January 4, 2010
In October 2009 the Obama administration announced its decision to end the ban prohibiting HIV-positive people from traveling and immigrating to the United States. The highly celebrated change took effect January 4. We asked Frank J. Oldham Jr., president and chief executive officer of the National Association of People With AIDS (NAPWA), for his thoughts on how this important policy change might affect Black America's fight against AIDS.
Why was ending this ban so important?
A civil rights issue has been addressed for minorities, gay people and women of all colors with HIV. It's long overdue. It was a completely backward policy.
How will this change impact Black people -- both HIV-positive and HIV-negative -- particularly in the United States?
When someone dies of AIDS, they're really dying of poverty, racism, homo-hatred, stigma around substance abuse and no health care. African Americans make up 13 percent of the U.S. population and [almost] 50 percent of the AIDS population. Lifting the ban helps remove stigma and saves lives. NAPWA represents 1.1 million Americans living with HIV, over 50 percent of them Black, and we don't want them to progress to AIDS, [but they can] if they don't get care. Lifting the ban ensures that we can learn from people overseas how to best get people into care and keep them there.
What do Black Americans stand to learn from Black people fighting AIDS around the diaspora?
We can learn so much, for example, from countries in Western Europe, where the AIDS epidemic has not grown like ours. When you look at the infection rate in Washington, D.C., and compare it to HIV infection rates in London, Paris, Copenhagen and other Western European capital cities, we should be totally ashamed. There is also a lot to be learned from Africa, and a lot that we can offer in terms of controlling and ending their epidemic. Letting HIV-positive people from other countries into the U.S. who can present us with HIV interventions that are effective and have been evaluated, [helps us make] a stronger case to [encourage] the CDC to develop and implement similar interventions in the United States. Banning people with such experience and expertise has erected an iron curtain of fear, and it has been deadly. This is especially true for gay men of all colors. I think that we should take every opportunity possible to learn more about access to care and how to stop HIV so that people don't progress to AIDS.

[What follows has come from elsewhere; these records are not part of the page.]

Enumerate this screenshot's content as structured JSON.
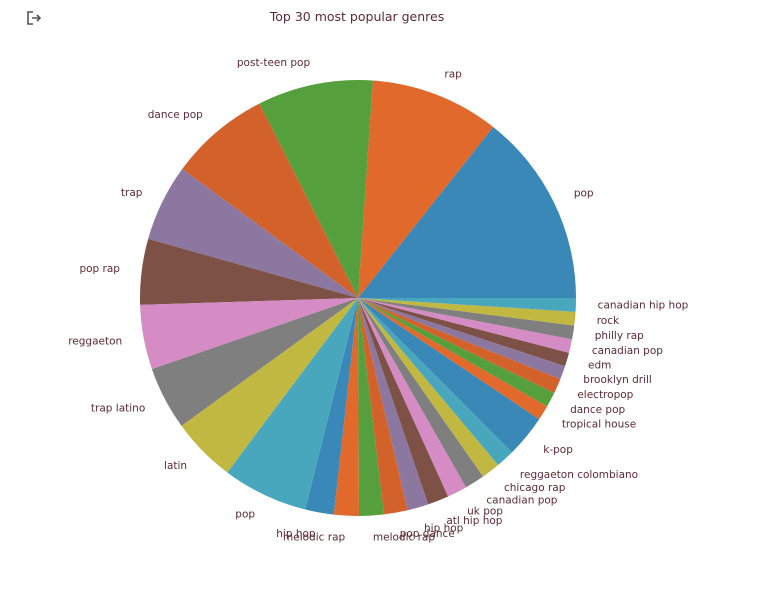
{
  "toolbar": {
    "export_icon": "export-icon"
  },
  "colors": {
    "palette": [
      "#3a88b7",
      "#e0692b",
      "#55a03d",
      "#d2622a",
      "#8c77a0",
      "#7d5145",
      "#d58bc3",
      "#7f7f7f",
      "#c1b841",
      "#49a7bd"
    ],
    "label": "#5b2b33"
  },
  "chart_data": {
    "type": "pie",
    "title": "Top 30 most popular genres",
    "start_angle_deg": 0,
    "direction": "counterclockwise",
    "slices": [
      {
        "label": "pop",
        "value": 15.6
      },
      {
        "label": "rap",
        "value": 10.4
      },
      {
        "label": "post-teen pop",
        "value": 9.3
      },
      {
        "label": "dance pop",
        "value": 8.1
      },
      {
        "label": "trap",
        "value": 6.2
      },
      {
        "label": "pop rap",
        "value": 5.3
      },
      {
        "label": "reggaeton",
        "value": 5.2
      },
      {
        "label": "trap latino",
        "value": 5.1
      },
      {
        "label": "latin",
        "value": 5.2
      },
      {
        "label": "pop",
        "value": 6.9
      },
      {
        "label": "hip hop",
        "value": 2.3
      },
      {
        "label": "melodic rap",
        "value": 2.0
      },
      {
        "label": "melodic rap",
        "value": 2.0
      },
      {
        "label": "pop dance",
        "value": 1.9
      },
      {
        "label": "hip hop",
        "value": 1.7
      },
      {
        "label": "atl hip hop",
        "value": 1.7
      },
      {
        "label": "uk pop",
        "value": 1.6
      },
      {
        "label": "canadian pop",
        "value": 1.6
      },
      {
        "label": "chicago rap",
        "value": 1.5
      },
      {
        "label": "reggaeton colombiano",
        "value": 1.5
      },
      {
        "label": "k-pop",
        "value": 3.4
      },
      {
        "label": "tropical house",
        "value": 1.2
      },
      {
        "label": "dance pop",
        "value": 1.2
      },
      {
        "label": "electropop",
        "value": 1.2
      },
      {
        "label": "brooklyn drill",
        "value": 1.1
      },
      {
        "label": "edm",
        "value": 1.1
      },
      {
        "label": "canadian pop",
        "value": 1.1
      },
      {
        "label": "philly rap",
        "value": 1.1
      },
      {
        "label": "rock",
        "value": 1.1
      },
      {
        "label": "canadian hip hop",
        "value": 1.1
      }
    ]
  }
}
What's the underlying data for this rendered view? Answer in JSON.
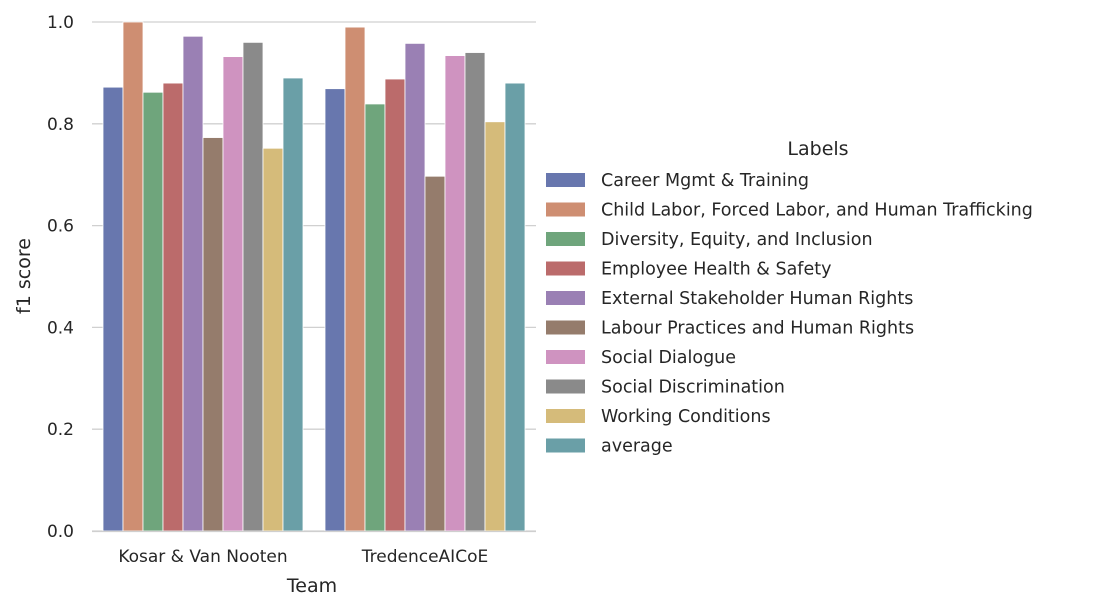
{
  "chart_data": {
    "type": "bar",
    "xlabel": "Team",
    "ylabel": "f1 score",
    "ylim": [
      0,
      1.0
    ],
    "yticks": [
      0.0,
      0.2,
      0.4,
      0.6,
      0.8,
      1.0
    ],
    "ytick_labels": [
      "0.0",
      "0.2",
      "0.4",
      "0.6",
      "0.8",
      "1.0"
    ],
    "grid": "horizontal",
    "categories": [
      "Kosar & Van Nooten",
      "TredenceAICoE"
    ],
    "legend": {
      "title": "Labels",
      "placement": "right"
    },
    "series": [
      {
        "name": "Career Mgmt & Training",
        "color": "#6877ae",
        "values": [
          0.872,
          0.869
        ]
      },
      {
        "name": "Child Labor, Forced Labor, and Human Trafficking",
        "color": "#ce8e72",
        "values": [
          1.0,
          0.99
        ]
      },
      {
        "name": "Diversity, Equity, and Inclusion",
        "color": "#6fa57c",
        "values": [
          0.862,
          0.839
        ]
      },
      {
        "name": "Employee Health & Safety",
        "color": "#bb6b6b",
        "values": [
          0.88,
          0.888
        ]
      },
      {
        "name": "External Stakeholder Human Rights",
        "color": "#9a80b4",
        "values": [
          0.972,
          0.958
        ]
      },
      {
        "name": "Labour Practices and Human Rights",
        "color": "#957c6c",
        "values": [
          0.773,
          0.697
        ]
      },
      {
        "name": "Social Dialogue",
        "color": "#cf93c0",
        "values": [
          0.932,
          0.934
        ]
      },
      {
        "name": "Social Discrimination",
        "color": "#8a8a8a",
        "values": [
          0.96,
          0.94
        ]
      },
      {
        "name": "Working Conditions",
        "color": "#d5bb7a",
        "values": [
          0.752,
          0.804
        ]
      },
      {
        "name": "average",
        "color": "#6a9fa7",
        "values": [
          0.89,
          0.88
        ]
      }
    ]
  }
}
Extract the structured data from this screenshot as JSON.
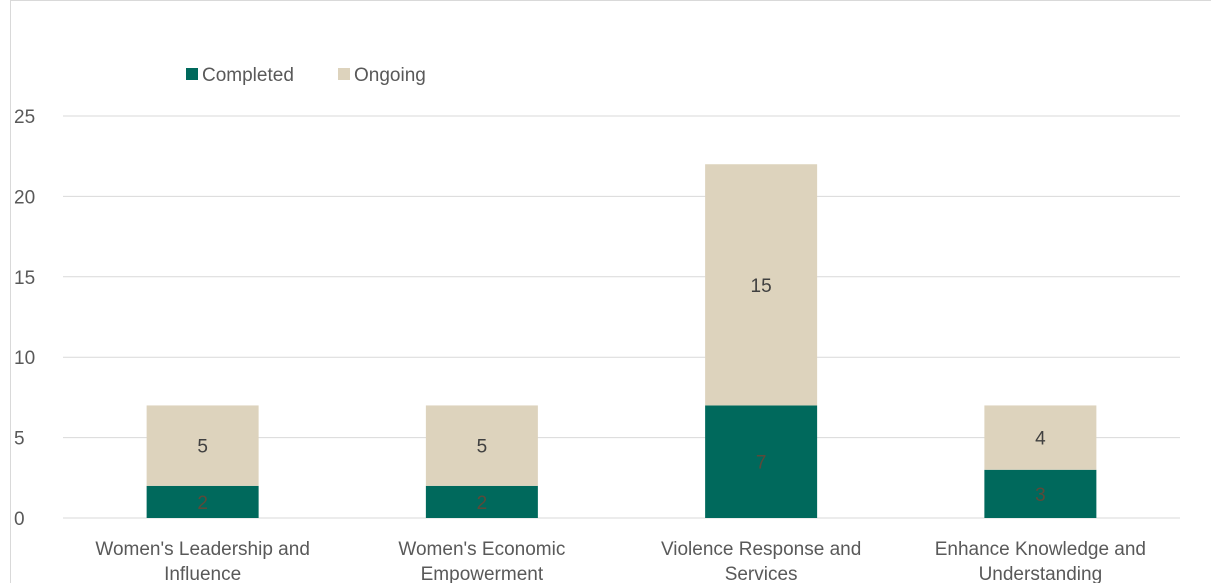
{
  "chart_data": {
    "type": "bar",
    "stacked": true,
    "categories": [
      [
        "Women's Leadership and",
        "Influence"
      ],
      [
        "Women's Economic",
        "Empowerment"
      ],
      [
        "Violence Response and",
        "Services"
      ],
      [
        "Enhance Knowledge and",
        "Understanding"
      ]
    ],
    "series": [
      {
        "name": "Completed",
        "values": [
          2,
          2,
          7,
          3
        ],
        "color": "#00695C",
        "label_color": "#5a4a3a"
      },
      {
        "name": "Ongoing",
        "values": [
          5,
          5,
          15,
          4
        ],
        "color": "#DDD3BD",
        "label_color": "#404040"
      }
    ],
    "ylim": [
      0,
      25
    ],
    "yticks": [
      0,
      5,
      10,
      15,
      20,
      25
    ],
    "grid": true,
    "legend": "top-left",
    "title": "",
    "xlabel": "",
    "ylabel": ""
  }
}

What are the implications for Black Americans now that the International AIDS Conference will be held in Washington, D.C., in 2012? Does holding the conference in D.C. have implications for D.C.'s beleaguered AIDS-prevention efforts?
I think it's a dynamic and powerful statement. The District, which is 80 percent Black, has the highest HIV infection rate in the country. It is an example of the African American AIDS epidemic at its most tragic. With Washington being the capital of the U.S., having other countries come here can energize the domestic agenda. We have people of color in powerful places -- African American people who understand the epidemic. We have those allies, and we need to work with them.

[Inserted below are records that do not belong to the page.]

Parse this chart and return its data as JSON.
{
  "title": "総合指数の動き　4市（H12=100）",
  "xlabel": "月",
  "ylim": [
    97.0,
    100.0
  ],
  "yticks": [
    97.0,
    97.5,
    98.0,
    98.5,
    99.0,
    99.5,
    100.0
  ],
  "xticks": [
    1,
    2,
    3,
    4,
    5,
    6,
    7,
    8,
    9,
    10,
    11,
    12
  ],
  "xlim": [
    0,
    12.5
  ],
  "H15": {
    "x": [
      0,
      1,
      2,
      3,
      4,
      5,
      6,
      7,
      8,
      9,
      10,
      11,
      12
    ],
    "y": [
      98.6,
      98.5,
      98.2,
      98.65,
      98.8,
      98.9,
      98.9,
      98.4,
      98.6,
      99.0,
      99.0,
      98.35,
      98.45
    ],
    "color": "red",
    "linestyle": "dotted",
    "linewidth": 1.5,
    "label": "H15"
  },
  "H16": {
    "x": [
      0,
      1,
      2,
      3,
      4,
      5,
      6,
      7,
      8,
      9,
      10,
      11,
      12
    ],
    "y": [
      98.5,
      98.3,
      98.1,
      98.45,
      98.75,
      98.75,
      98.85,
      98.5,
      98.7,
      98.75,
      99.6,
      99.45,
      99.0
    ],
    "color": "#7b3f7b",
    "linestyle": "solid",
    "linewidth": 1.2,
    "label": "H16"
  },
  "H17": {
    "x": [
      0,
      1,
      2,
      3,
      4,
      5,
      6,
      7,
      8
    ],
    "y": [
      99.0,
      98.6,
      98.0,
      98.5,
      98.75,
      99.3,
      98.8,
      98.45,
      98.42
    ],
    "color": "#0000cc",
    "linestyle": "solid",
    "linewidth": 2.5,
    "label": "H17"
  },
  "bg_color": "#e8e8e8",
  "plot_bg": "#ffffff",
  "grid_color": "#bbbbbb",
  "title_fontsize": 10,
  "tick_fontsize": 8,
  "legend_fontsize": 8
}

What should members of the AIDS community, particularly its leaders, do to continue the momentum of this decision?
AIDS activists can help with health care reform and ending poverty and [can] support the Obama administration. We don't need to be so critical of the administration that we shoot ourselves in the foot. The AIDS community should embrace a new AIDS activism -- a constructive and positive engagement with our allies in government. Rather than picking apart their decisions, we should work with and support them to get the best care and programs for people living with HIV/AIDS. It's a once-in-a-lifetime opportunity.
Nicole Joseph is a Chicago-based journalist and media researcher.